Non mi pare proprio. In questo momento il confronto politico-ideologico è sovrastato dall’emergenza e francamente non ne sentiamo la mancanza. Il nazionalismo esiste, esisterà e probabilmente sarà più forte alla fine di questa emergenza. L’idea stessa di una integrazione politica europea ne esce sostanzialmente intenibile. Sarà quindi molto arduo ma necessario ritrovare le ragioni della cooperazione in Europa e nel mondo, oltre le ormai squalificate organizzazioni regionali e internazionali.

Sul piano geopolitico, l’area che più investe l’Italia, è quella del Mediterraneo. Come si ridefinirà quest’area e quali ricadute avrà sul nostro Paese?

Sotto il profilo economico, e quindi sociale, il colpo sarà tremendo.
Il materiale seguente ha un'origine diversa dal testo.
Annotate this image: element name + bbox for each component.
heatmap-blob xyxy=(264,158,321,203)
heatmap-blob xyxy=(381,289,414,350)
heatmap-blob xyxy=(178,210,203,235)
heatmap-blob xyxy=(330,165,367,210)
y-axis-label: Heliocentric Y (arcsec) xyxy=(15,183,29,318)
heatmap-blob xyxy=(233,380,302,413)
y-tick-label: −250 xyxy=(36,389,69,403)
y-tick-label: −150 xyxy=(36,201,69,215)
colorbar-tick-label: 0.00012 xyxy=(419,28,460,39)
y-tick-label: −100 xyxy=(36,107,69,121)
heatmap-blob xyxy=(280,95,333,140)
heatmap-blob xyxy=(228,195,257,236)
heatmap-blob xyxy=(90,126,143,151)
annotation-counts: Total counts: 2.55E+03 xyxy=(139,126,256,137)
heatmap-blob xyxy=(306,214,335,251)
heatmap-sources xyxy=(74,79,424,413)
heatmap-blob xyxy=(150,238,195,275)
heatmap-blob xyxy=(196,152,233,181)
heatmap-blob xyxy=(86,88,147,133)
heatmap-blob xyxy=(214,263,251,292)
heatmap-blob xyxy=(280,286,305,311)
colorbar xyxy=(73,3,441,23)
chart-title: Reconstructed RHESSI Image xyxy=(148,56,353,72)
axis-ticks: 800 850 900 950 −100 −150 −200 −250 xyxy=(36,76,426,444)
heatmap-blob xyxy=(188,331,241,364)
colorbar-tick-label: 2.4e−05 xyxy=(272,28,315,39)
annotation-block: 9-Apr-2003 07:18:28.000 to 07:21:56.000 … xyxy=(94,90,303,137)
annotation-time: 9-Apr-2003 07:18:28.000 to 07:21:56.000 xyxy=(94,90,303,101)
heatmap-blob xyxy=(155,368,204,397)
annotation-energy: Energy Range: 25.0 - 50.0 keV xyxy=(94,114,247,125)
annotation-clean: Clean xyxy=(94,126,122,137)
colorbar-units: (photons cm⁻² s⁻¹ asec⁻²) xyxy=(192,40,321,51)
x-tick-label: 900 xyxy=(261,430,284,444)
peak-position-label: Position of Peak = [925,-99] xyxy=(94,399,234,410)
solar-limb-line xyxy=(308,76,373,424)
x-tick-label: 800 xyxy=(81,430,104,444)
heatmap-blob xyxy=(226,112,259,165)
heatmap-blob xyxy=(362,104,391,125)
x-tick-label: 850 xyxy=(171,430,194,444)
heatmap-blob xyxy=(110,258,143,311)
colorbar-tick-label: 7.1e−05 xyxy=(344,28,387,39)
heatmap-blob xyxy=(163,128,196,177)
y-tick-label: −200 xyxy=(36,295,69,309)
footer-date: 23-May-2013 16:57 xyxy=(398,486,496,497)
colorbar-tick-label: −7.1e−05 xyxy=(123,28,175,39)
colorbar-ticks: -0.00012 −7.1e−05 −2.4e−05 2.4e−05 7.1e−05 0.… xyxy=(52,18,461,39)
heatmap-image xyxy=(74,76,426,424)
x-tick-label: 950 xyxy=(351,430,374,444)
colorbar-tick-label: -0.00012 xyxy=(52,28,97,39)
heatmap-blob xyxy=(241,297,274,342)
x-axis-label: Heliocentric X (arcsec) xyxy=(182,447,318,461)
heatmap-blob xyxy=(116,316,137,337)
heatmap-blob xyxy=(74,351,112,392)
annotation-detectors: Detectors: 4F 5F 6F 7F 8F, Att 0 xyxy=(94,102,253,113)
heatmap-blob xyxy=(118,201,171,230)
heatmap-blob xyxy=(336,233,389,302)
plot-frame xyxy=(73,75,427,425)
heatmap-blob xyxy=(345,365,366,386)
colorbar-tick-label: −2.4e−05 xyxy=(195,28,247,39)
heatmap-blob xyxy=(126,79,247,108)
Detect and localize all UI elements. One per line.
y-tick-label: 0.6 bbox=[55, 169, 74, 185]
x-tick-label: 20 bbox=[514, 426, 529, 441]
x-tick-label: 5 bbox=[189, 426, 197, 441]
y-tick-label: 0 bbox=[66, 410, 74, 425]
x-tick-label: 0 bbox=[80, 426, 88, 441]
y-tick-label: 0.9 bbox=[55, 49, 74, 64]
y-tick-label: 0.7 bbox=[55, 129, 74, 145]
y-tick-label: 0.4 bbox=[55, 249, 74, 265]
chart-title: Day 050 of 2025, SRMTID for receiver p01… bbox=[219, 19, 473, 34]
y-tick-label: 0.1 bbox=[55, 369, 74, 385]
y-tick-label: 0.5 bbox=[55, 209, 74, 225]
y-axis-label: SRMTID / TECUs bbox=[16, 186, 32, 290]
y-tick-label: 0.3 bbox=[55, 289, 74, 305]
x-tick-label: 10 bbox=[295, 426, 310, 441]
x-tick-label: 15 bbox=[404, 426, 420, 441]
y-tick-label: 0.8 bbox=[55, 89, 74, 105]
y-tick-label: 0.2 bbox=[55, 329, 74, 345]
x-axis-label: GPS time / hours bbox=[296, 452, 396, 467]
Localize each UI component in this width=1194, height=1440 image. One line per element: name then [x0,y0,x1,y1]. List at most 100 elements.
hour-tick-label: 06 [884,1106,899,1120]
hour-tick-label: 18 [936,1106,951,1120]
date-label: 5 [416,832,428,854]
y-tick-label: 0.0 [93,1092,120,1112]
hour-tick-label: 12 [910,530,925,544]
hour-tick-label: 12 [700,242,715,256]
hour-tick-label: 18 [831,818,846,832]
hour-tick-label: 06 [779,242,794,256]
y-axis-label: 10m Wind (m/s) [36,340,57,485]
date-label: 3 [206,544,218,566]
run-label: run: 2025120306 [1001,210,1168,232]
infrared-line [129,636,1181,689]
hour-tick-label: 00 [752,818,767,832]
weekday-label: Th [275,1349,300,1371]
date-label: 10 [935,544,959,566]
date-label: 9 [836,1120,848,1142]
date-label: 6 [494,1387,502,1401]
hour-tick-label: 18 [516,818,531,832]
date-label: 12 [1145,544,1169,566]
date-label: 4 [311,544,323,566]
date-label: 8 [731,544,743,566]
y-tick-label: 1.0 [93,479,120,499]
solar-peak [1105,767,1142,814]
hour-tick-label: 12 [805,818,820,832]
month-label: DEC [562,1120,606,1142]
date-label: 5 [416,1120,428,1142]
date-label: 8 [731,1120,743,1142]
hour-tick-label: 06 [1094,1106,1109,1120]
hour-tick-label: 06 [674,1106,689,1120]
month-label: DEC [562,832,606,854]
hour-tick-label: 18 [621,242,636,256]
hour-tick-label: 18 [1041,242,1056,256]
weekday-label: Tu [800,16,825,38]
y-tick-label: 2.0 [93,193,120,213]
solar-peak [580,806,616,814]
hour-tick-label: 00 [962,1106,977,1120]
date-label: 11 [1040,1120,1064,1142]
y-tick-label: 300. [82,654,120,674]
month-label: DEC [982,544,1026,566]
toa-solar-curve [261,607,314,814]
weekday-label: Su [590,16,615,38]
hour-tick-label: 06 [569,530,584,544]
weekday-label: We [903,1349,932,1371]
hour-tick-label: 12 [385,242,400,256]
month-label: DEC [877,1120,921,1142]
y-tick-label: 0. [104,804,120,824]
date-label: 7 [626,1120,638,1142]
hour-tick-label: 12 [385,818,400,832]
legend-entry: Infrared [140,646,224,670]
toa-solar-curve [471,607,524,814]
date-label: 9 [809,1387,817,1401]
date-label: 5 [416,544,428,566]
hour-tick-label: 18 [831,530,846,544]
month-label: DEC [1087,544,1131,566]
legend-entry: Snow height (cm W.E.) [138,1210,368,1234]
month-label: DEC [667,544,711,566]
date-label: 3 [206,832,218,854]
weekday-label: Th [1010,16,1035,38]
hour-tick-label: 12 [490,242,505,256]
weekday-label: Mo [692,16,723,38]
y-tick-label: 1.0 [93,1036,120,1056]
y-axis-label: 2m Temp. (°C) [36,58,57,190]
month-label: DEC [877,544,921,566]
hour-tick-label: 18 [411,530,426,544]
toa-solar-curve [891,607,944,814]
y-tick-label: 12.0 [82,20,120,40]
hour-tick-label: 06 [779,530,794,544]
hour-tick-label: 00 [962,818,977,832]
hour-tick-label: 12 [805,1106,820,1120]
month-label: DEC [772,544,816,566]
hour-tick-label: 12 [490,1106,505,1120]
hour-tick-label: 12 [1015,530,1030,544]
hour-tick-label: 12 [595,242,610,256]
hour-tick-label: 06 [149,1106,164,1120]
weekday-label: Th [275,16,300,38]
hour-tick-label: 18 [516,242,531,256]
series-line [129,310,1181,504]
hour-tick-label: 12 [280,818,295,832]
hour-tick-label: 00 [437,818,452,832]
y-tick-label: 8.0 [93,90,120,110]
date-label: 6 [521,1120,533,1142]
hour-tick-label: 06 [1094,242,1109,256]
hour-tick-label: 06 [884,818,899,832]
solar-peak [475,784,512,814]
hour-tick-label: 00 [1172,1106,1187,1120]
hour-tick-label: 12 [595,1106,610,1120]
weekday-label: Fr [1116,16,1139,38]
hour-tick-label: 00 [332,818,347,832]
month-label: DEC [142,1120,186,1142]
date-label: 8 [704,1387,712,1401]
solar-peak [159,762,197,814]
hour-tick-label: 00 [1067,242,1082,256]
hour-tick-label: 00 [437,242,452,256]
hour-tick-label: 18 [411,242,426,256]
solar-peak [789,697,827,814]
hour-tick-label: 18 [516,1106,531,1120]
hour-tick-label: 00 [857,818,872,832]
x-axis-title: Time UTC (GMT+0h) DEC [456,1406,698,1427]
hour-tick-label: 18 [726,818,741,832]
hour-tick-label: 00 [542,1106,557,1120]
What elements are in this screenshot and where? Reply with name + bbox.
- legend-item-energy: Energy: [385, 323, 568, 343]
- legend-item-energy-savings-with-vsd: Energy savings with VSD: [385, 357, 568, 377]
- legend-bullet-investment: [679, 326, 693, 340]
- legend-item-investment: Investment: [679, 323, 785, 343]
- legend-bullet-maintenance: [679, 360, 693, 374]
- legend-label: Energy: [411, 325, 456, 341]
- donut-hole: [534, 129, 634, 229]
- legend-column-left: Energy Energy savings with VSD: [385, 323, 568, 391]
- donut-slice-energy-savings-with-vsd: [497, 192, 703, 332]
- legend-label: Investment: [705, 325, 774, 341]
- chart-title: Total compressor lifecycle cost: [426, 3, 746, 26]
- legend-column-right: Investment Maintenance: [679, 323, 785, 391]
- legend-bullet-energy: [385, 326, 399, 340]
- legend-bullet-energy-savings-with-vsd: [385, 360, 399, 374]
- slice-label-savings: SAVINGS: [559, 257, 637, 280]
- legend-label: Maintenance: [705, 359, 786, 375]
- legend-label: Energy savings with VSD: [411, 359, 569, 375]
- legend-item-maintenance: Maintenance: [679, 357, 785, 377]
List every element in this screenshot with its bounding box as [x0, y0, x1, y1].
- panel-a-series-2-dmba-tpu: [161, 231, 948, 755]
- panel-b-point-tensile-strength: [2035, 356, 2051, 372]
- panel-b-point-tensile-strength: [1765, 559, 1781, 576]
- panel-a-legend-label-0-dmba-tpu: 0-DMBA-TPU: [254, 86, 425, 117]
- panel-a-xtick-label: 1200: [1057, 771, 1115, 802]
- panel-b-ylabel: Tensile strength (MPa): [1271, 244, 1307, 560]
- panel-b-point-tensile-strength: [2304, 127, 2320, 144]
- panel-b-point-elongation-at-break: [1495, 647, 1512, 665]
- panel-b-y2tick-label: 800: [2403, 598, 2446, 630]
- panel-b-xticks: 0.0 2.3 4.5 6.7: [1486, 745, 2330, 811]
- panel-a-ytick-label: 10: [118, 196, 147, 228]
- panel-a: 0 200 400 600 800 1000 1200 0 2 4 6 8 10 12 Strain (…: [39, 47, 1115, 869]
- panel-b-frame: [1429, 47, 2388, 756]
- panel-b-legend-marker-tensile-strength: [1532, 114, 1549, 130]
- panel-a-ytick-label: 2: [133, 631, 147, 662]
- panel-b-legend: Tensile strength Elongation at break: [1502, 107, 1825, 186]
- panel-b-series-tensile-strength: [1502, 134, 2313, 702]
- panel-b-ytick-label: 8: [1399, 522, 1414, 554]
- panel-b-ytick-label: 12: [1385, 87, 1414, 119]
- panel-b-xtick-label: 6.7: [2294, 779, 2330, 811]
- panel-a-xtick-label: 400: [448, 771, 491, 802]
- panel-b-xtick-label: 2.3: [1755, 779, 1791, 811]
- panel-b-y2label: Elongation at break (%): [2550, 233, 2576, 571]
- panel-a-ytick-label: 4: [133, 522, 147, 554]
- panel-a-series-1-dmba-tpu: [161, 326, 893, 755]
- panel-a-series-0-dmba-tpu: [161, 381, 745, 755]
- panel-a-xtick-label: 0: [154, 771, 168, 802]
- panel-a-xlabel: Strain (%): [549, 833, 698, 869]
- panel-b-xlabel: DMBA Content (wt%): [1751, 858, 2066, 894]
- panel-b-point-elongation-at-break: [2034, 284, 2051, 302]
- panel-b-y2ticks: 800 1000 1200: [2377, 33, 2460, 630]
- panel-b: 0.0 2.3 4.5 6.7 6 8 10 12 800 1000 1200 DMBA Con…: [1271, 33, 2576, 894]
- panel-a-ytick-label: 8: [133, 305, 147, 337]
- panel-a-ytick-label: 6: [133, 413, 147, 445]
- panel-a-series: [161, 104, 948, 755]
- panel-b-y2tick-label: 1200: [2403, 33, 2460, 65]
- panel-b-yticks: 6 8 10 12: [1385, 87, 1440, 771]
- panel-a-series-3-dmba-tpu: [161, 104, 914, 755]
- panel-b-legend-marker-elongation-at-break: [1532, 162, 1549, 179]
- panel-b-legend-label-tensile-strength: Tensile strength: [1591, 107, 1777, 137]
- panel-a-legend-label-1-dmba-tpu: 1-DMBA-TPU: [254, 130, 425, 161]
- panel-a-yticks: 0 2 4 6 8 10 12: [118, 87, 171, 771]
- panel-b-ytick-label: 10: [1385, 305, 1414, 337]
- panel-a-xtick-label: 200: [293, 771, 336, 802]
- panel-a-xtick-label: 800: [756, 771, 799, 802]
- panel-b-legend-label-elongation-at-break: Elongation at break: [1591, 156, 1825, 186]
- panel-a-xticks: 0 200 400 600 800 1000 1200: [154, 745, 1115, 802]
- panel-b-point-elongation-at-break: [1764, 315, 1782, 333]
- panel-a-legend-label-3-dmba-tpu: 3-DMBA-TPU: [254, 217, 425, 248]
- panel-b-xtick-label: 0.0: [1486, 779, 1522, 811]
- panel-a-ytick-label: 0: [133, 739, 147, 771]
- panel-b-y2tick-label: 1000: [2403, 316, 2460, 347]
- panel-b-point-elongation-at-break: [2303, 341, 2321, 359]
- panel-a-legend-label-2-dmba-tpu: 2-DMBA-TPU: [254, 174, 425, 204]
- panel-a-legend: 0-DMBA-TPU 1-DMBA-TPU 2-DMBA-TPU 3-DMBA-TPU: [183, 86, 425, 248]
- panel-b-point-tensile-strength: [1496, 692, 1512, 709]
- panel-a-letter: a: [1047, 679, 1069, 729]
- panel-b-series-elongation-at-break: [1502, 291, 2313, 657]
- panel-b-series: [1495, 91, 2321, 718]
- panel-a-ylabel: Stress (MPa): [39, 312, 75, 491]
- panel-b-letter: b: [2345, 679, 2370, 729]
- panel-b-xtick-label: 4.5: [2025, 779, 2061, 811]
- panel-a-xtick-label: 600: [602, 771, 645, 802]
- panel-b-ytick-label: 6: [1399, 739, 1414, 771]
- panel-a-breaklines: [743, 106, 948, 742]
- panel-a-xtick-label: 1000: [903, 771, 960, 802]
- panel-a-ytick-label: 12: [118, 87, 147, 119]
Per un Paese come il nostro, così vincolato al commercio internazionale, il declino dei traffici e l’emergere di nuove barriere sono un prezzo quasi insuperabile. L’unica speranza è che questo regime, finita l’emergenza, possa essere davvero superato, ma quello che si vedeva già prima, e cioè un chiudersi di ciascuno in se stesso, potrebbe rivelarsi una tendenza più duratura del virus.

L’emergenza sanitaria costringe tutti a ripensarsi. Anche la comunicazione. Da direttore della più autorevole rivista italiana di geopolitica, quale è la sfida più impegnativa e pressante?

La sfida è quella di riuscire a mantenere uno sguardo non troppo emotivo, non troppo fissato sull’attualità, semmai orientato a indovinare, almeno per sommi capi, il dopo-virus. Esercizio quasi impossibile ma obbligato. A renderlo particolarmente arduo è la comunicazione ossessiva della crisi, che aumenta l’angoscia e ottunde il cervello.

A proposito di una comunicazione “ottundente”. Va molto in voga di questi tempi “virali” l’affermazione secondo cui saremmo tutti in guerra e tutti dalla stessa parte della barricata.

Questa non è una guerra, è una pandemia. La logica di guerra si applica a un nemico, non a un microbo. A forza di parlarne, però, creiamo una mentalità di guerra e seminiamo gli ingredienti sufficienti a produrla, Nel caso sarebbe probabilmente una sequela di guerre civili provocata dalle fratture interne alle società tormentate dal morbo.